Hoock's work is easy to read and entertaining. Though it has footnotes and looks like a scholarly tome, it really sits between academic and popular history. It is a wider work for the informed reader, not a specialist's tract for the art historian. It deserves only one warning: while it promises to about 'the culture of power and the power of culture', the book really is far more about the first than the second. It is easier to show the impact of power on culture than the other way around, to show how power translates into monuments and museums rather than how culture produces that diplomatic missive, that act of parliament, that war decision or even a body of them. Empires of the Imagination is no exception in this respect, though, and this does not detract from its value as an interesting and valuable survey.
2 of 2 people found the following review helpful:
4.0 out of 5 stars
An involving read.,
By
This review is from: Empires of the Imagination: Politics, War, and the Arts in the British World, 1750-1850 (Hardcover)
I bought this book on the back of some glowing reviews, and I was not disappointed. The book rattled along for much of its length, and smacks of rigorous research. The part dealing with British memorials made me want to go to London to revisit sites mentioned in the text, in order to experience them with new eyes.

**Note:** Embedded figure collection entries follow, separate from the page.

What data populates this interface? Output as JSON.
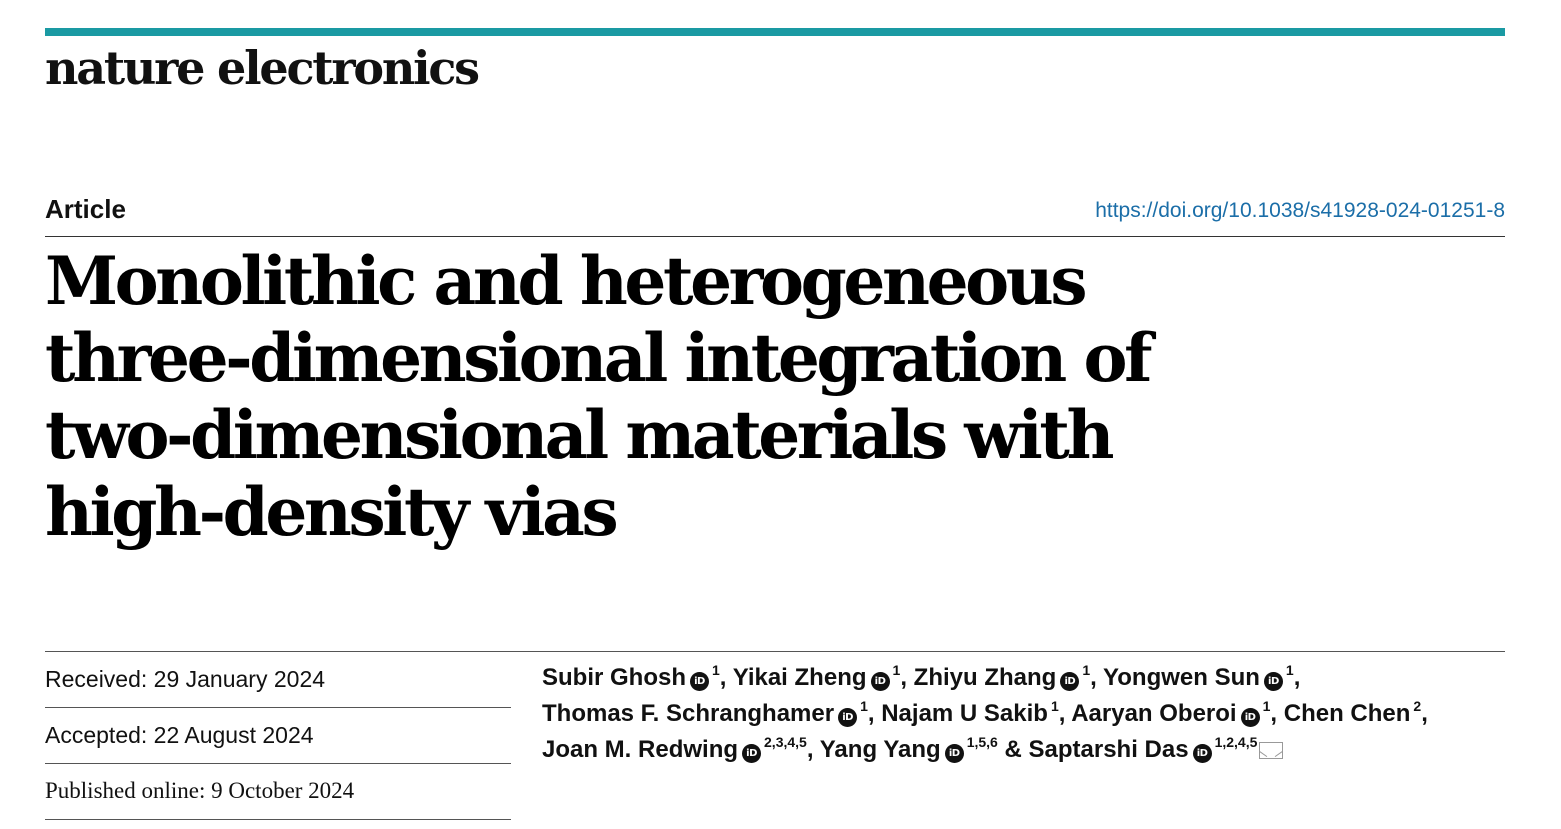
{
  "journal": "nature electronics",
  "article_type": "Article",
  "doi": "https://doi.org/10.1038/s41928-024-01251-8",
  "title_lines": [
    "Monolithic and heterogeneous",
    "three-dimensional integration of",
    "two-dimensional materials with",
    "high-density vias"
  ],
  "dates": {
    "received": "Received: 29 January 2024",
    "accepted": "Accepted: 22 August 2024",
    "published": "Published online: 9 October 2024"
  },
  "authors": [
    {
      "name": "Subir Ghosh",
      "orcid": true,
      "aff": "1"
    },
    {
      "name": "Yikai Zheng",
      "orcid": true,
      "aff": "1"
    },
    {
      "name": "Zhiyu Zhang",
      "orcid": true,
      "aff": "1"
    },
    {
      "name": "Yongwen Sun",
      "orcid": true,
      "aff": "1"
    },
    {
      "name": "Thomas F. Schranghamer",
      "orcid": true,
      "aff": "1"
    },
    {
      "name": "Najam U Sakib",
      "orcid": false,
      "aff": "1"
    },
    {
      "name": "Aaryan Oberoi",
      "orcid": true,
      "aff": "1"
    },
    {
      "name": "Chen Chen",
      "orcid": false,
      "aff": "2"
    },
    {
      "name": "Joan M. Redwing",
      "orcid": true,
      "aff": "2,3,4,5"
    },
    {
      "name": "Yang Yang",
      "orcid": true,
      "aff": "1,5,6"
    },
    {
      "name": "Saptarshi Das",
      "orcid": true,
      "aff": "1,2,4,5"
    }
  ],
  "orcid_label": "iD",
  "icons": {
    "orcid": "orcid-icon",
    "mail": "mail-icon"
  },
  "colors": {
    "accent_bar": "#1a9aa3",
    "doi_link": "#1b6ea8"
  }
}
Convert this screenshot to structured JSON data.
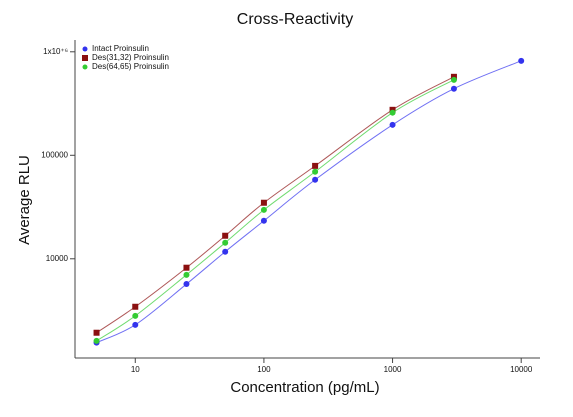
{
  "chart_data": {
    "type": "scatter",
    "title": "Cross-Reactivity",
    "x_label": "Concentration (pg/mL)",
    "y_label": "Average RLU",
    "x": [
      5,
      10,
      25,
      50,
      100,
      250,
      1000,
      3000,
      10000
    ],
    "series": [
      {
        "name": "Intact Proinsulin",
        "color": "#3333ee",
        "marker": "circle",
        "values": [
          1550,
          2300,
          5700,
          11700,
          23300,
          58000,
          197000,
          440000,
          818000
        ]
      },
      {
        "name": "Des(31,32) Proinsulin",
        "color": "#8b1010",
        "marker": "square",
        "values": [
          1930,
          3440,
          8200,
          16700,
          34800,
          79000,
          275000,
          573000,
          null
        ]
      },
      {
        "name": "Des(64,65) Proinsulin",
        "color": "#33cc33",
        "marker": "circle",
        "values": [
          1610,
          2810,
          7000,
          14300,
          29700,
          69300,
          258000,
          536000,
          null
        ]
      }
    ],
    "xlog": true,
    "ylog": true,
    "xlim": [
      3.4,
      14000
    ],
    "ylim": [
      1100,
      1300000
    ],
    "xticks": [
      10,
      100,
      1000,
      10000
    ],
    "yticks": [
      10000,
      100000,
      {
        "value": 1000000,
        "label": "1x10⁺⁶"
      }
    ],
    "legend": "top-left"
  }
}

The written style is accessible and informed, and the tale of state acquisition of foreign treasures is well told. For this reader, the energy level that permeated the first two-thirds of the book appeared to tail off somewhat towards the end, which was a pity, as the story of changing British attitudes towards Subcontinental art and heritage is a fascinating one; perhaps the author felt on firmer ground when dealing with the Americas and Middle East/Greece, which is a more well-trodden path for western scholars. Be that as it may, I would recommend this book for its scholarly approach and ambition. It is not light reading, demanding quite close attention to the text, but it does make the reader think about the relationship between the state and how it presents its history and acquired treasures to its people. Well worth the money (at its discounted price).